How that translates to actual marketing strategies for their games is relatively simple. As opposed to “leaping out of the gate with million-dollar prize pools or franchised leagues, the publisher has given each title some breathing room – communicating with teams and organizers.” By trusting the collaborators who are actually the folks playing the games and organizing the tournaments, Riot Games is allowing the community to feel a sense of ownership and invest into the growth of these games on a personal level. 

Riot Games
Image Courtesy of Riot Games

This “community-focused initial growth strategy” is something that was inspired by the way League of Legends developed into an esport. According to the senior director of global esports for Riot Games Whalen Rozelle, “Understanding our communities – through listening, participating and partnering – has been critically important in identifying how to maximize against the strengths of each of our titles”  The specificity this requires is ultimately what makes the difference. 

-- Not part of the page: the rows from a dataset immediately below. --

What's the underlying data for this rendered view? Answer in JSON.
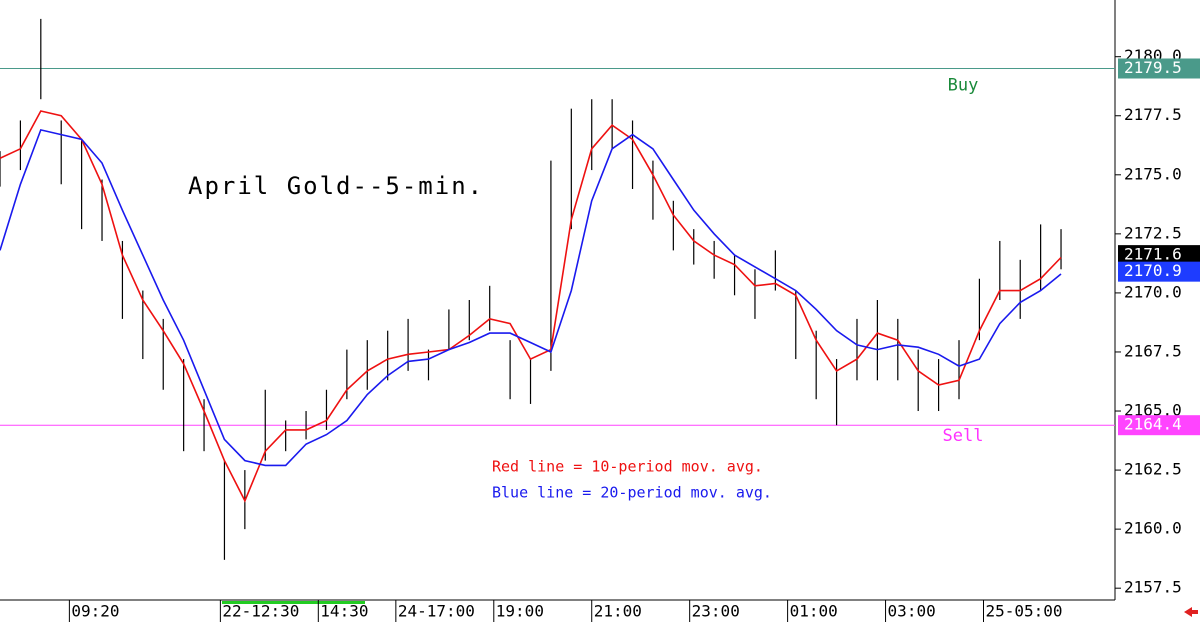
{
  "chart_data": {
    "type": "ohlc",
    "title": "April Gold--5-min.",
    "x": [
      0,
      5,
      10,
      15,
      20,
      25,
      30,
      35,
      40,
      45,
      50,
      55,
      60,
      65,
      70,
      75,
      80,
      85,
      90,
      95,
      100,
      105,
      110,
      115,
      120,
      125,
      130,
      135,
      140,
      145,
      150,
      155,
      160,
      165,
      170,
      175,
      180,
      185,
      190,
      195,
      200,
      205,
      210,
      215,
      220,
      225,
      230,
      235,
      240,
      245,
      250,
      255,
      260
    ],
    "xlim": [
      0,
      272
    ],
    "xticks": [
      {
        "value": 17,
        "label": "09:20"
      },
      {
        "value": 54,
        "label": "22-12:30"
      },
      {
        "value": 78,
        "label": "14:30"
      },
      {
        "value": 97,
        "label": "24-17:00"
      },
      {
        "value": 121,
        "label": "19:00"
      },
      {
        "value": 145,
        "label": "21:00"
      },
      {
        "value": 169,
        "label": "23:00"
      },
      {
        "value": 193,
        "label": "01:00"
      },
      {
        "value": 217,
        "label": "03:00"
      },
      {
        "value": 241,
        "label": "25-05:00"
      }
    ],
    "bars": {
      "color": "#000000",
      "high": [
        2176.0,
        2177.3,
        2181.6,
        2177.3,
        2176.5,
        2174.8,
        2172.2,
        2170.1,
        2168.9,
        2167.2,
        2165.5,
        2162.9,
        2162.5,
        2165.9,
        2164.6,
        2165.0,
        2165.9,
        2167.6,
        2168.0,
        2168.4,
        2168.9,
        2167.6,
        2169.3,
        2169.7,
        2170.3,
        2168.0,
        2167.2,
        2175.6,
        2177.8,
        2178.2,
        2178.2,
        2177.3,
        2175.6,
        2173.9,
        2172.7,
        2172.2,
        2171.6,
        2171.0,
        2171.8,
        2170.1,
        2168.4,
        2167.2,
        2168.9,
        2169.7,
        2168.9,
        2167.6,
        2167.2,
        2168.0,
        2170.6,
        2172.2,
        2171.4,
        2172.9,
        2172.7
      ],
      "low": [
        2174.5,
        2175.2,
        2178.2,
        2174.6,
        2172.7,
        2172.2,
        2168.9,
        2167.2,
        2165.9,
        2163.3,
        2163.3,
        2158.7,
        2160.0,
        2162.9,
        2163.3,
        2163.8,
        2164.2,
        2165.5,
        2165.9,
        2166.3,
        2166.7,
        2166.3,
        2167.6,
        2168.0,
        2168.4,
        2165.5,
        2165.3,
        2166.7,
        2172.7,
        2175.2,
        2176.1,
        2174.4,
        2173.1,
        2171.8,
        2171.2,
        2170.6,
        2169.9,
        2168.9,
        2170.1,
        2167.2,
        2165.5,
        2164.4,
        2166.3,
        2166.3,
        2166.3,
        2165.0,
        2165.0,
        2165.5,
        2168.0,
        2169.7,
        2168.9,
        2170.1,
        2171.0
      ]
    },
    "series": [
      {
        "name": "Red line = 10-period mov. avg.",
        "color": "#ee1111",
        "values": [
          2175.7,
          2176.1,
          2177.7,
          2177.5,
          2176.5,
          2174.6,
          2171.6,
          2169.7,
          2168.4,
          2167.0,
          2165.0,
          2162.9,
          2161.2,
          2163.3,
          2164.2,
          2164.2,
          2164.6,
          2165.9,
          2166.7,
          2167.2,
          2167.4,
          2167.5,
          2167.6,
          2168.2,
          2168.9,
          2168.7,
          2167.2,
          2167.6,
          2173.1,
          2176.1,
          2177.1,
          2176.5,
          2175.0,
          2173.3,
          2172.2,
          2171.6,
          2171.2,
          2170.3,
          2170.4,
          2169.9,
          2168.0,
          2166.7,
          2167.2,
          2168.3,
          2168.0,
          2166.7,
          2166.1,
          2166.3,
          2168.4,
          2170.1,
          2170.1,
          2170.6,
          2171.5
        ]
      },
      {
        "name": "Blue line = 20-period mov. avg.",
        "color": "#1a1aee",
        "values": [
          2171.8,
          2174.6,
          2176.9,
          2176.7,
          2176.5,
          2175.5,
          2173.5,
          2171.6,
          2169.7,
          2168.0,
          2165.9,
          2163.8,
          2162.9,
          2162.7,
          2162.7,
          2163.6,
          2164.0,
          2164.6,
          2165.7,
          2166.5,
          2167.1,
          2167.2,
          2167.6,
          2167.9,
          2168.3,
          2168.3,
          2167.9,
          2167.5,
          2170.1,
          2173.9,
          2176.1,
          2176.7,
          2176.1,
          2174.8,
          2173.5,
          2172.5,
          2171.6,
          2171.1,
          2170.6,
          2170.1,
          2169.3,
          2168.4,
          2167.8,
          2167.6,
          2167.8,
          2167.7,
          2167.4,
          2166.9,
          2167.2,
          2168.7,
          2169.6,
          2170.1,
          2170.8
        ]
      }
    ],
    "hlines": [
      {
        "label": "Buy",
        "value": 2179.5,
        "color": "#4a9a8a",
        "text_color": "#1a8a3a"
      },
      {
        "label": "Sell",
        "value": 2164.4,
        "color": "#ff44ff",
        "text_color": "#ff33ff"
      }
    ],
    "price_tags": [
      {
        "value": 2171.6,
        "color": "#000000"
      },
      {
        "value": 2170.9,
        "color": "#1e3cff"
      }
    ],
    "ylim": [
      2157,
      2182.4
    ],
    "yticks": [
      2157.5,
      {
        "value": 2160,
        "label": "2160.0"
      },
      2162.5,
      {
        "value": 2165,
        "label": "2165.0"
      },
      2167.5,
      {
        "value": 2170,
        "label": "2170.0"
      },
      2172.5,
      {
        "value": 2175,
        "label": "2175.0"
      },
      2177.5,
      {
        "value": 2180,
        "label": "2180.0"
      }
    ]
  }
}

The fact of the matter is, esports is a global phenomenon that exists in different areas all over the world. While competitors may be playing the same game, the ways the communities approach a game in different areas affects the way a game is received there. As Rozelle notes, “To develop competitive ecosystems that can engage our fans and players for years to come, our approach needs to be tailored to fit each game while also drawing on the full scope of Riot’s global esports infrastructure.” It’s interesting to note that esports as it now exists, complete with “global esports infrastructure,” is something that has roots in the community. Its origins lay in independent tournaments organized by enthusiasts and uplifted by communities of gamers. 

It must be noted that the forebearer of League of Legends, DotA—or Defense of the Ancients—started as a mod for 2002’s Warcraft III: Reign of Chaos. The fact is that mods are developed as modifications or variants on existing games created by fans, gamers, and the sorts of enthusiasts who’ve now developed into “competitive ecosystems” of today’s esports industry. Riot Games has made a smart move in tapping into the industriousness of those communities “through listening, participating and partnering.”

This strategy has allowed the company to have officially “hosted four global championship events across four games in four entirely different genres” by the end of 2020. In terms of what’s to come in the future, Riot Games still has a couple more games they’ve announced to be forthcoming as well as some big name partnerships brewing: Mastercard and Louis Vuitton, for example. Amazing what a little teamwork can make possible.